# Pressed the Dell Media Direct button and laptop won't boot



## cgfam (Apr 19, 2009)

My 16 month old pressed the MediaDirect button on my Dell 1420 laptop and I didn't think anything of it until my computer wouldn't boot! I was originally getting the Dell start screen followed by the message "Invalid partition table." Here is a list of things I have tried so far and the results:

1. Ran fixmbr in XP recovery console - no change

2. Downloaded and ran "Dell Media Direct Repair Utility" - "Invalid partition table message was replaced with "2 active partitions"

3. Ran fixboot c: in recovery console - no change

4. Downloaded and ran Ultimate Boot Disc CD - tried to set one partition as inactive, but it says there is a partition error and won't let me save

5. Downloaded and ran Windows XP Emergency Boot Disc to try and bypass the mbr and boot into windows to get a few unbackedup files off - the Windows loading screen was a welcome vision, but instead of booting into Windows, the laptop booted into MediaDirect.

6. I repeated #5 - got the message "Windows could not start because the following file is missing for corrupt: <windows root> \systemroot32\hal.dll Please reinstall a copy of the above file"

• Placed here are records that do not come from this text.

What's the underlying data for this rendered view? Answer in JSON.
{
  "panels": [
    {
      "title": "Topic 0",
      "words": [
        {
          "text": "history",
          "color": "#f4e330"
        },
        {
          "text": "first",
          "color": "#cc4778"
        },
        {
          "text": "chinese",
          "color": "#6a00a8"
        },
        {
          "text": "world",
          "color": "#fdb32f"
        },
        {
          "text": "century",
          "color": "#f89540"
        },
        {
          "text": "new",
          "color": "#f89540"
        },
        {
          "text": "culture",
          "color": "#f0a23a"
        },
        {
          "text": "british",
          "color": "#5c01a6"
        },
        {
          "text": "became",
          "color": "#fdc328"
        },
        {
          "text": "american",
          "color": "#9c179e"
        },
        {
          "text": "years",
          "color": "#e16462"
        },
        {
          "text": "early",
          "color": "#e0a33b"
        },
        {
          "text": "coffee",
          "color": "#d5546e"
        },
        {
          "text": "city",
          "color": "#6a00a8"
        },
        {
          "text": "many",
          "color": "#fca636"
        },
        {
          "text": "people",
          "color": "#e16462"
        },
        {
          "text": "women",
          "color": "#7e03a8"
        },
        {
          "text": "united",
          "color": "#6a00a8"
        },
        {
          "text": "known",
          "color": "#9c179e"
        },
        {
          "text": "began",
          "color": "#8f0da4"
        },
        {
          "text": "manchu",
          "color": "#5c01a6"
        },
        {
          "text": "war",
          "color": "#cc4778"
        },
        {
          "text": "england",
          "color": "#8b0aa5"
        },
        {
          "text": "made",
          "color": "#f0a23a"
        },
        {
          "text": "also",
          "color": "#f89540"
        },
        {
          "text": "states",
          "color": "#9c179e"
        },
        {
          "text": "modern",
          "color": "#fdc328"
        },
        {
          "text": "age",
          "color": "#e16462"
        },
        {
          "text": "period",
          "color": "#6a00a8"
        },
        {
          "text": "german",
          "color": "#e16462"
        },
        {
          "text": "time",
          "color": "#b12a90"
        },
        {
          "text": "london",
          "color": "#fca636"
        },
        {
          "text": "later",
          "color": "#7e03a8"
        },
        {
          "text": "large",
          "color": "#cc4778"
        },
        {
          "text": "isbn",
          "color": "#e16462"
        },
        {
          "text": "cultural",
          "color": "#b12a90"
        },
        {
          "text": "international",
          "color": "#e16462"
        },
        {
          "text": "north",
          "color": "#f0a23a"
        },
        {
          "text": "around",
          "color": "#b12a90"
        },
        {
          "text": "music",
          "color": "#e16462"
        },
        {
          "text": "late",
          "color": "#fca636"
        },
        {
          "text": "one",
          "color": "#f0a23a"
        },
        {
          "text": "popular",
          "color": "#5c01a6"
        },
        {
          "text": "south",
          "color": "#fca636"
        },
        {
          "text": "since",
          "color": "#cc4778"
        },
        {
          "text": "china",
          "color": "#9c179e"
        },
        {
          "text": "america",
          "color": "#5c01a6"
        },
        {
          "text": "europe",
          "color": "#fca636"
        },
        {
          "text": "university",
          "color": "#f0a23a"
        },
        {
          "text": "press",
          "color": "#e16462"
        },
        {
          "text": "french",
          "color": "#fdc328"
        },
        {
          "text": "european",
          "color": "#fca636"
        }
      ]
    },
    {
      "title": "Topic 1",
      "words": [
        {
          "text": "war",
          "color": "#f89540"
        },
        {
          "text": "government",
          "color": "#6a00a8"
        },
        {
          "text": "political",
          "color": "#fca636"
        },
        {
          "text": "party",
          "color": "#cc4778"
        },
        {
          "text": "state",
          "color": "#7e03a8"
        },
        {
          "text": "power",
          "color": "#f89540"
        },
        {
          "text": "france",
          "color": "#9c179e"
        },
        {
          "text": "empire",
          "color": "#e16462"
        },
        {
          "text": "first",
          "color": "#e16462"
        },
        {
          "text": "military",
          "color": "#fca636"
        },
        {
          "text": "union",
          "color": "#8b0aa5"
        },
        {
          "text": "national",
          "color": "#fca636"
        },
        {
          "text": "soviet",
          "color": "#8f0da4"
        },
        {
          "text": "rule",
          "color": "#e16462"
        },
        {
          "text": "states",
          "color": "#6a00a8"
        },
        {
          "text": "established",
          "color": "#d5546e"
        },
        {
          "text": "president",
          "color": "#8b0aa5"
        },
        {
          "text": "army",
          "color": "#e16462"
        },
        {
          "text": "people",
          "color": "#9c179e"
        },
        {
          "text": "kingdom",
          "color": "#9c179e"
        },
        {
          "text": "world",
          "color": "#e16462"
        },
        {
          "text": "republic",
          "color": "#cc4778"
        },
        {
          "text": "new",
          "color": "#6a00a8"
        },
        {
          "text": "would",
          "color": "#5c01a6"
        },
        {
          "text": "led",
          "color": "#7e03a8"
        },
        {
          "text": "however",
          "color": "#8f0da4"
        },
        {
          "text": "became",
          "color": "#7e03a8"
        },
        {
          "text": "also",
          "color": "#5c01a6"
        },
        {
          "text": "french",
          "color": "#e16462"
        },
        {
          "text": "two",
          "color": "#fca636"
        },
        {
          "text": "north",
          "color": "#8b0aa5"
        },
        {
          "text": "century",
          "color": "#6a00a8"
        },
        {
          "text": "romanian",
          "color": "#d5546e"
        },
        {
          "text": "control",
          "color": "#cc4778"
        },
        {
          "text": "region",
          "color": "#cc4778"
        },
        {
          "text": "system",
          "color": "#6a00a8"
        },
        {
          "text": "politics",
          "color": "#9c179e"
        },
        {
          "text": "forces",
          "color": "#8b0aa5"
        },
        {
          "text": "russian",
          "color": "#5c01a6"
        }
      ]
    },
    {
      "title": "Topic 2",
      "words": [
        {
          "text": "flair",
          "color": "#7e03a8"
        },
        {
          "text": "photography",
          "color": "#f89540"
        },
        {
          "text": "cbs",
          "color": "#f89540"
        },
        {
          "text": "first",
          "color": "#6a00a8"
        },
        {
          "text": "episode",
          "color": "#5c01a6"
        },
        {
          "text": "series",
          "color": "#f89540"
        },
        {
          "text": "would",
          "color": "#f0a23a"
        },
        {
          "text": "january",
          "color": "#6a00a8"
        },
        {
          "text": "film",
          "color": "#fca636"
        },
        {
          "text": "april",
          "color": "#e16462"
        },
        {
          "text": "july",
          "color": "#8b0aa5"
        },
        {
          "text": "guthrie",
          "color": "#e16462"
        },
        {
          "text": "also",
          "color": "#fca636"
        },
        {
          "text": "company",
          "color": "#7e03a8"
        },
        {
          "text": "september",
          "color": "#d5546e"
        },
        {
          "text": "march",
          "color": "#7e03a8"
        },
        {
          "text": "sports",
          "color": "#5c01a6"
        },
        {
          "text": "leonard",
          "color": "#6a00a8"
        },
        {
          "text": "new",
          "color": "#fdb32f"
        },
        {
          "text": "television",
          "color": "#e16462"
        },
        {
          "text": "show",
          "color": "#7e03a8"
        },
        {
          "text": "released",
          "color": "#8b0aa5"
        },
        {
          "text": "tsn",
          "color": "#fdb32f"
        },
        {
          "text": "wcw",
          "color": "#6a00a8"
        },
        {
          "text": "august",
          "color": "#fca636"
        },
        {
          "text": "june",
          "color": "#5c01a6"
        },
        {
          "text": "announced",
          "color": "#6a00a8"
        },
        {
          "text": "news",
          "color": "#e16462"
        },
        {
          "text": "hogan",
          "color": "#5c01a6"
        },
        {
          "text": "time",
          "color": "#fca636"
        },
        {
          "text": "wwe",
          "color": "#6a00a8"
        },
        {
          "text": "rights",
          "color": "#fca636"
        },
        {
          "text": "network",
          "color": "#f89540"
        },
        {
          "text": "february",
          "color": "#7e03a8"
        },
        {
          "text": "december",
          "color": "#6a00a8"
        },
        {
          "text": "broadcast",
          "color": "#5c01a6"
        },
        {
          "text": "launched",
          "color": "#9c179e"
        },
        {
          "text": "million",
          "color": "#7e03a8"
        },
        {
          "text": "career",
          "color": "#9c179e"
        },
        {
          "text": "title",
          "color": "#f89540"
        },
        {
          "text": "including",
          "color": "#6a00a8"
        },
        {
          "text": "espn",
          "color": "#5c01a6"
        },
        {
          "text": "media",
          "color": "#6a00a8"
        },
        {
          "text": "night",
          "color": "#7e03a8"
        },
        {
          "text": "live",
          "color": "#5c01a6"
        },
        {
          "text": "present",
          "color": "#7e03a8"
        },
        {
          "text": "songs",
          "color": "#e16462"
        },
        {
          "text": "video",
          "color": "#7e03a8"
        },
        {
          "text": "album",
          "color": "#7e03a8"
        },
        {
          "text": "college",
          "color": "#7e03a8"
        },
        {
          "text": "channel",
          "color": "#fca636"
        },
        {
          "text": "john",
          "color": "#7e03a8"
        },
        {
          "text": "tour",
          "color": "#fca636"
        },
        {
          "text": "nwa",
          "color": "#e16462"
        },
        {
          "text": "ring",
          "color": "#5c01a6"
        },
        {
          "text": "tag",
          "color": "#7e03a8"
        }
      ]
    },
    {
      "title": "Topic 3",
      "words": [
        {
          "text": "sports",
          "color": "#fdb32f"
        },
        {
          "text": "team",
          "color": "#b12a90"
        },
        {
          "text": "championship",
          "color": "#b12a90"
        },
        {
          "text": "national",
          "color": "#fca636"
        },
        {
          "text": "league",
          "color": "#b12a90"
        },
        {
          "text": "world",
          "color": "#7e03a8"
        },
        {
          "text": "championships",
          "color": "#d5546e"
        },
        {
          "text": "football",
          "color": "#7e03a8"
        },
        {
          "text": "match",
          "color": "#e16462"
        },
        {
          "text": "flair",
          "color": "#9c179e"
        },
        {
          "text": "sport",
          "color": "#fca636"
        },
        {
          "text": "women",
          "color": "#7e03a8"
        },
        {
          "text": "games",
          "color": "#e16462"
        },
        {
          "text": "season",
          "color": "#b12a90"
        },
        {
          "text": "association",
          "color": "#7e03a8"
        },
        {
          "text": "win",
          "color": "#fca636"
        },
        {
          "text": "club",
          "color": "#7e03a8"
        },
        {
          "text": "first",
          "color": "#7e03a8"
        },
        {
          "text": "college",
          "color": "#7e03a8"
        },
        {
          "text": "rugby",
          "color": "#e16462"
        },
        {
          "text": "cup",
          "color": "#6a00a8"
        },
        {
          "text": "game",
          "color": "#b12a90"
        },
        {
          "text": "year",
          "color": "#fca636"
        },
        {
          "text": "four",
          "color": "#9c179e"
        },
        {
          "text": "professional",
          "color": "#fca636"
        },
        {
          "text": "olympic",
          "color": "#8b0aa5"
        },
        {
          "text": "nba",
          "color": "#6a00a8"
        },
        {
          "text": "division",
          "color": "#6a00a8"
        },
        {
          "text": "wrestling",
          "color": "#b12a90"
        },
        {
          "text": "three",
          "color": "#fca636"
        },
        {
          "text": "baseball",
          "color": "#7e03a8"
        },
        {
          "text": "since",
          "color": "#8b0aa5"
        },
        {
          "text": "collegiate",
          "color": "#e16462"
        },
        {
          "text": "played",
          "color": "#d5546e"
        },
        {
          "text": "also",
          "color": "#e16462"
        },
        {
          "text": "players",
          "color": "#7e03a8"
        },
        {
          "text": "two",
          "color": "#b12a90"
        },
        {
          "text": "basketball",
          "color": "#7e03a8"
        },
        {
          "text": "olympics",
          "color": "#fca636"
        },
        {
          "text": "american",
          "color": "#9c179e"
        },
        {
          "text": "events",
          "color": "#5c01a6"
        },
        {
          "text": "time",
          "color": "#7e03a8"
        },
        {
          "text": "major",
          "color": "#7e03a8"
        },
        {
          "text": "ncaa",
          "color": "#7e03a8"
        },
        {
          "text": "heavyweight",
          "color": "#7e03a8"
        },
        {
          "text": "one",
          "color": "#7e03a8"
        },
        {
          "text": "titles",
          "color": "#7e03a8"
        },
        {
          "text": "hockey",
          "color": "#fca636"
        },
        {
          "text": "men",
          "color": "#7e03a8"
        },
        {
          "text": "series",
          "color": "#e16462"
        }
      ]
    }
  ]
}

Is there any way to fix this without reformatting?? Others have posted in various places on the web that they have been able to fix it, but it seems I'm running out of options!!


----------



## cgfam (Apr 19, 2009)

Alright, it's fixed! I downloaded a Windows XP Emergency Boot CD from AnswersThatWork. I booted from that CD and and got to #6 above.

I did a little research and decided to boot with the Windows XP CD and go into setup. I saw that my partitions were back to the way they were before this whole thing, yay! When I was having issues, it seemed that my C: drive had swapped with my F: drive.

Next I decided to go back into Recovery Console and try bootcfg /rebuild at the prompt again. I did that and this time it added the OS on C: to the boot list, but it was added as partition 3 (it was added as partition 1 previously). Then I typed fixboot c:. I rebooted and everything booted up normally!!

I guess that since it was the first time that the MediaDirect button was pressed, it was trying to do stuff (ie build its new partition, etc) and because I shut down in the middle of everything, it messed up my partitions. Just allowing MediaDirect to finish setting up fixed the partitions.


----------